I wish this could be a cool post about how to detect and correct external links from your site which 404. Unfortunately, it appears that I need to roll the clock back a full decade and talk about links on your website, pointing to your website, which 404.

This is actually something I've noticed more and more recently. My amazement at this degeneration of basic HTML skill culminated last week when, amidst the Azure fanfare, I noticed that its own search engine returned internal results which 404. A few days later, while talking to someone about the Play Framework, I came across links in its documentation pointing to non-existent pages.

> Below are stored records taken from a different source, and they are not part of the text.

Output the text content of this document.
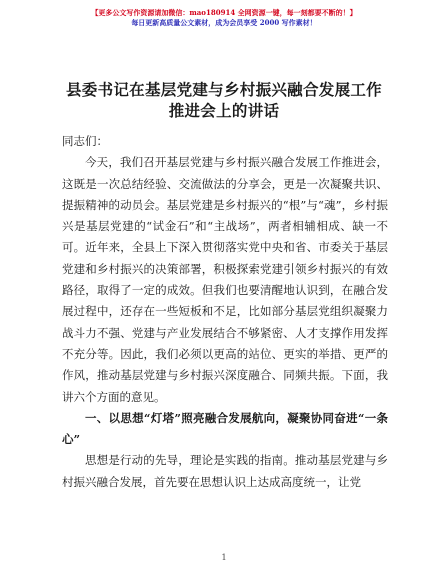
【更多公文写作资源请加微信：mao180914 全网资源一键，每一刻都要不断的！】
每日更新高质量公文素材，成为会员享受 2000 写作素材！
县委书记在基层党建与乡村振兴融合发展工作
推进会上的讲话

同志们：

今天，我们召开基层党建与乡村振兴融合发展工作推进会，这既是一次总结经验、交流做法的分享会，更是一次凝聚共识、提振精神的动员会。基层党建是乡村振兴的“根”与“魂”，乡村振兴是基层党建的“试金石”和“主战场”，两者相辅相成、缺一不可。近年来，全县上下深入贯彻落实党中央和省、市委关于基层党建和乡村振兴的决策部署，积极探索党建引领乡村振兴的有效路径，取得了一定的成效。但我们也要清醒地认识到，在融合发展过程中，还存在一些短板和不足，比如部分基层党组织凝聚力战斗力不强、党建与产业发展结合不够紧密、人才支撑作用发挥不充分等。因此，我们必须以更高的站位、更实的举措、更严的作风，推动基层党建与乡村振兴深度融合、同频共振。下面，我讲六个方面的意见。

一、以思想“灯塔”照亮融合发展航向，凝聚协同奋进“一条心”

思想是行动的先导，理论是实践的指南。推动基层党建与乡村振兴融合发展，首先要在思想认识上达成高度统一，让党

1
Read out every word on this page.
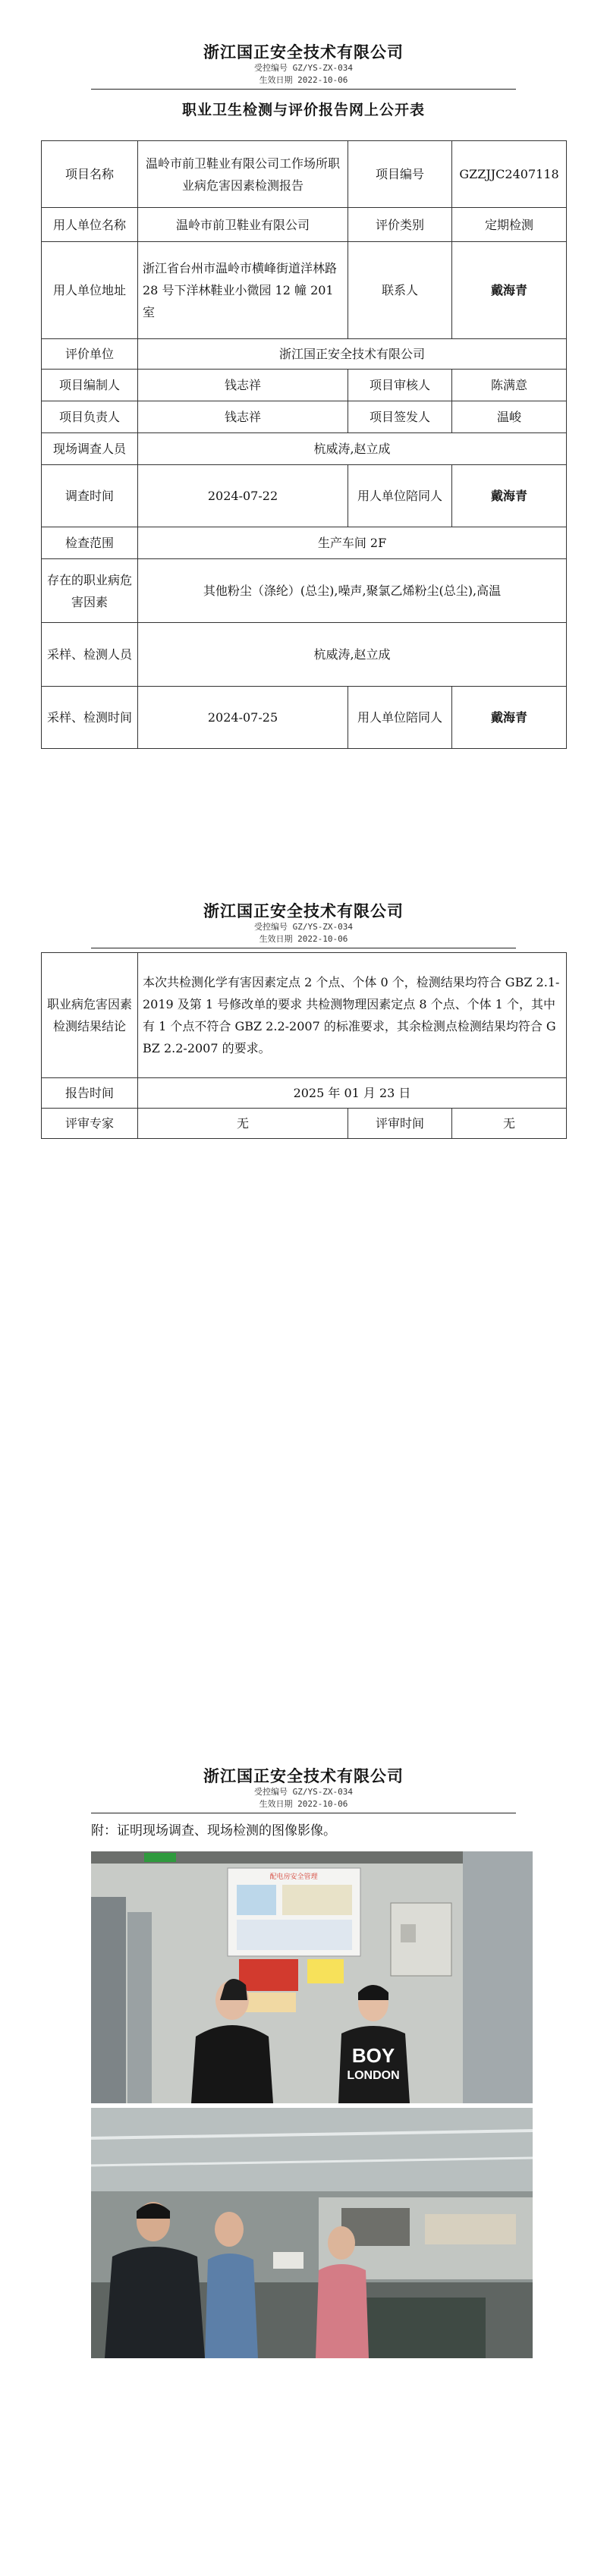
浙江国正安全技术有限公司
受控编号 GZ/YS-ZX-034
生效日期 2022-10-06
职业卫生检测与评价报告网上公开表
项目名称	温岭市前卫鞋业有限公司工作场所职业病危害因素检测报告	项目编号	GZZJJC2407118
用人单位名称	温岭市前卫鞋业有限公司	评价类别	定期检测
用人单位地址	浙江省台州市温岭市横峰街道洋林路 28 号下洋林鞋业小微园 12 幢 201 室	联系人	戴海青
评价单位	浙江国正安全技术有限公司		
项目编制人	钱志祥	项目审核人	陈满意
项目负责人	钱志祥	项目签发人	温峻
现场调查人员	杭威涛,赵立成		
调查时间	2024-07-22	用人单位陪同人	戴海青
检查范围	生产车间 2F		
存在的职业病危害因素	其他粉尘（涤纶）(总尘),噪声,聚氯乙烯粉尘(总尘),高温		
采样、检测人员	杭威涛,赵立成		
采样、检测时间	2024-07-25	用人单位陪同人	戴海青
浙江国正安全技术有限公司
受控编号 GZ/YS-ZX-034
生效日期 2022-10-06
职业病危害因素检测结果结论	本次共检测化学有害因素定点 2 个点、个体 0 个，检测结果均符合 GBZ 2.1-2019 及第 1 号修改单的要求 共检测物理因素定点 8 个点、个体 1 个，其中有 1 个点不符合 GBZ 2.2-2007 的标准要求，其余检测点检测结果均符合 GBZ 2.2-2007 的要求。		
报告时间	2025 年 01 月 23 日		
评审专家	无	评审时间	无
浙江国正安全技术有限公司
受控编号 GZ/YS-ZX-034
生效日期 2022-10-06
附：证明现场调查、现场检测的图像影像。
配电房安全管理
BOY
LONDON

There are a number of ways to deal with it, but the simplest is probably to monitor your log files and reactively correct 404s. Here's a simple ruby script that reads the standard nginx log format (also used by Apache) and extracts 404s:

def parse(io)
  pattern = /.*"(?<method>[A-Z]{3,}) (?<url>.*?)(\?(.*?))? HTTP\/1\.\d" (?<status>\d\d\d)/
  results = {}
  io.each do |line|
    next unless line.include?(' 404 ')

    match = pattern.match(line)
    status = match[:status].to_i
    next unless status == 404

    url = "#{match[:method]} #{match[:url]}"
    results[url] = 0 unless results.include?(url)
    results[url] += 1

results = parse File.new PATH_TO_ACCESS_LOG

Using the elif gem, you can use the above method to efficiently read the file backwards. As a side note, this process can be significantly sped up by logging 404s into their own file:

error_page 404 /404.html;

location = /404.html {
  access_log /path/to/log;

What you to do with these results is up to you. If you were me and loved Redis, you might use a sorted set:

redis = Redis.new
  results.each{|url, count| redis.zincrby('404s', count, url) }

This would allow you to use zrevrange to get the worst offenders:

# top 10 most common 404s
  redis.zrevrange('404s', 0, 9, :with_scores => true)

Of course, this can all get more advanced. Most notably, we might also log the referrer to make it easier to track the source of our 404. Regardless of what approach you take, how simple or complicated you make it, there's no excuse for not monitoring and correcting 404s on your site. This doesn't just apply to internal links (which make you look particularly incompetent), but also external ones as it represents a lost opportunity to help and engage users.